Nordöstlich von Rostock liegt es, das Niedermoor Rodewiese. Einst war es entwässert und Weideland. Doch 2010 wurde es wieder geflutet, wie andere Flächen auch. Mecklenburg-Vorpommern hat sehr viele Moor-Standorte. Und ein Programm zu ihrer Renaturierung gestartet.
Am Niedermoor Rodewiese zeigt sich dabei, dass die Wiedervernässung zunächst einmal gar nicht so gut fürs Klima ist. Der Ausstoß des potenten Treibhausgases Methan kann demnach um ein Vielfaches steigen. Die Landschaftsökologin Franziska Koebsch vom Deutschen Geoforschungszentrum in Potsdam stellte die Messergebnisse jetzt in Bonn vor:
"Im ersten Jahr nach Wiedervernässung hatten wir wirklich immens hohe Flüsse. Verglichen mit dem vorherigen Zustand haben sich die Methan-Emissionen um das Hundertfache erhöht. Wir haben aber auch festgestellt, dass in den nächsten vier Jahren die Methan-Emission jedes Jahr abgenommen hat."

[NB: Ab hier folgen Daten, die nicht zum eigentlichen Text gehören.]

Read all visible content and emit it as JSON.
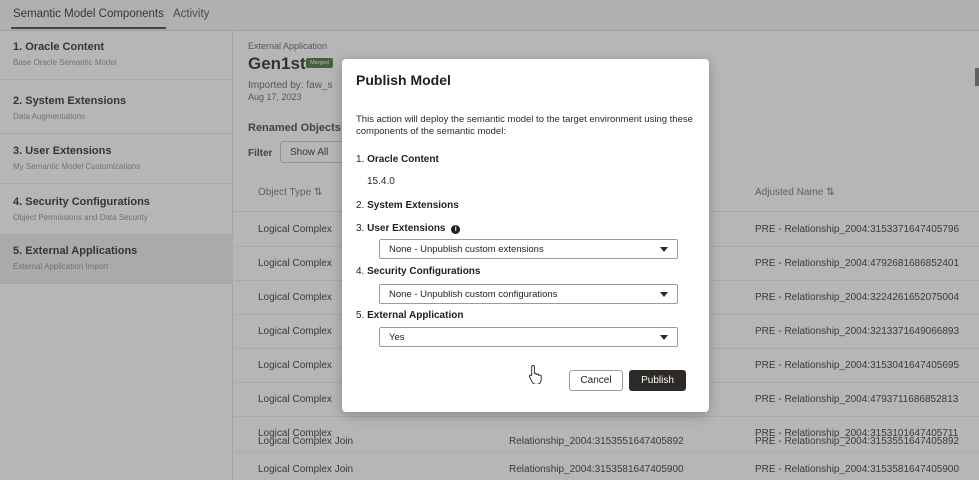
{
  "tabs": [
    {
      "label": "Semantic Model Components"
    },
    {
      "label": "Activity"
    }
  ],
  "sidebar": {
    "items": [
      {
        "label": "1. Oracle Content",
        "sub": "Base Oracle Semantic Model"
      },
      {
        "label": "2. System Extensions",
        "sub": "Data Augmentations"
      },
      {
        "label": "3. User Extensions",
        "sub": "My Semantic Model Customizations"
      },
      {
        "label": "4. Security Configurations",
        "sub": "Object Permissions and Data Security"
      },
      {
        "label": "5. External Applications",
        "sub": "External Application Import"
      }
    ]
  },
  "main": {
    "kind": "External Application",
    "title": "Gen1st",
    "badge": "Merged",
    "imported_by": "Imported by: faw_s",
    "date": "Aug 17, 2023",
    "renamed_heading": "Renamed Objects",
    "filter_label": "Filter",
    "filter_value": "Show All",
    "columns": {
      "object_type": "Object Type ⇅",
      "adjusted_name": "Adjusted Name ⇅"
    },
    "rows": [
      {
        "type": "Logical Complex",
        "original": "",
        "adjusted": "PRE - Relationship_2004:3153371647405796"
      },
      {
        "type": "Logical Complex",
        "original": "",
        "adjusted": "PRE - Relationship_2004:4792681686852401"
      },
      {
        "type": "Logical Complex",
        "original": "",
        "adjusted": "PRE - Relationship_2004:3224261652075004"
      },
      {
        "type": "Logical Complex",
        "original": "",
        "adjusted": "PRE - Relationship_2004:3213371649066893"
      },
      {
        "type": "Logical Complex",
        "original": "",
        "adjusted": "PRE - Relationship_2004:3153041647405695"
      },
      {
        "type": "Logical Complex",
        "original": "",
        "adjusted": "PRE - Relationship_2004:4793711686852813"
      },
      {
        "type": "Logical Complex",
        "original": "",
        "adjusted": "PRE - Relationship_2004:3153101647405711"
      },
      {
        "type": "Logical Complex Join",
        "original": "Relationship_2004:3153551647405892",
        "adjusted": "PRE - Relationship_2004:3153551647405892"
      },
      {
        "type": "Logical Complex Join",
        "original": "Relationship_2004:3153581647405900",
        "adjusted": "PRE - Relationship_2004:3153581647405900"
      }
    ]
  },
  "dialog": {
    "title": "Publish Model",
    "description": "This action will deploy the semantic model to the target environment using these components of the semantic model:",
    "sections": {
      "oracle_content_num": "1.",
      "oracle_content": "Oracle Content",
      "oracle_version": "15.4.0",
      "system_ext_num": "2.",
      "system_ext": "System Extensions",
      "user_ext_num": "3.",
      "user_ext": "User Extensions",
      "security_num": "4.",
      "security": "Security Configurations",
      "external_num": "5.",
      "external": "External Application"
    },
    "selects": {
      "user_ext": "None - Unpublish custom extensions",
      "security": "None - Unpublish custom configurations",
      "external": "Yes"
    },
    "cancel_label": "Cancel",
    "publish_label": "Publish"
  },
  "icons": {
    "info": "info-icon",
    "cursor": "hand-pointer-icon",
    "caret": "chevron-down-icon"
  }
}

Schilf, Seggen und Simsen dominieren heute das Ökosystem. Die Gräser stehen praktisch das ganze Jahr lang im Wasser ...
"Wir denken, dass vor allem die hohen Wasserspiegel im Sommer zu den hohen Methan-Emissionen führen. Wahrscheinlich würde es aus Klimaschutzperspektive am besten sein, Wasserspiegel dicht unter Gelände-Oberkante zu etablieren. Zehn Zentimeter unter Gelände-Oberkante."
Mikroorganismen im wasserdurchtränkten Boden würden dann zwar immer noch Methan produzieren. Aber die oberen zehn Zentimeter wären durchlüftet. Sauerstoff würde das Methan oxidieren. In die Atmosphäre ginge dann Kohlendioxid. Das ist zwar auch ein Treibhausgas, aber ein wesentlich schwächeres als Methan.
Auf längere Sicht soll sich in einem wiedervernässten Moor neuer Torf bilden und der Stoff-Fluss umkehren: Kohlendioxid wandert dann aus der Atmosphäre in den Boden und wird dort dauerhaft gespeichert. Das brauche aber Zeit, sagt Franziska Koebsch:
"Ein Moor wird nach Wiedervernässung nicht sofort seinen ursprünglichen Zustand wieder annehmen, sondern das Ganze ist quasi ein Prozess, der über mehrere Jahre oder sogar Jahrzehnte verläuft."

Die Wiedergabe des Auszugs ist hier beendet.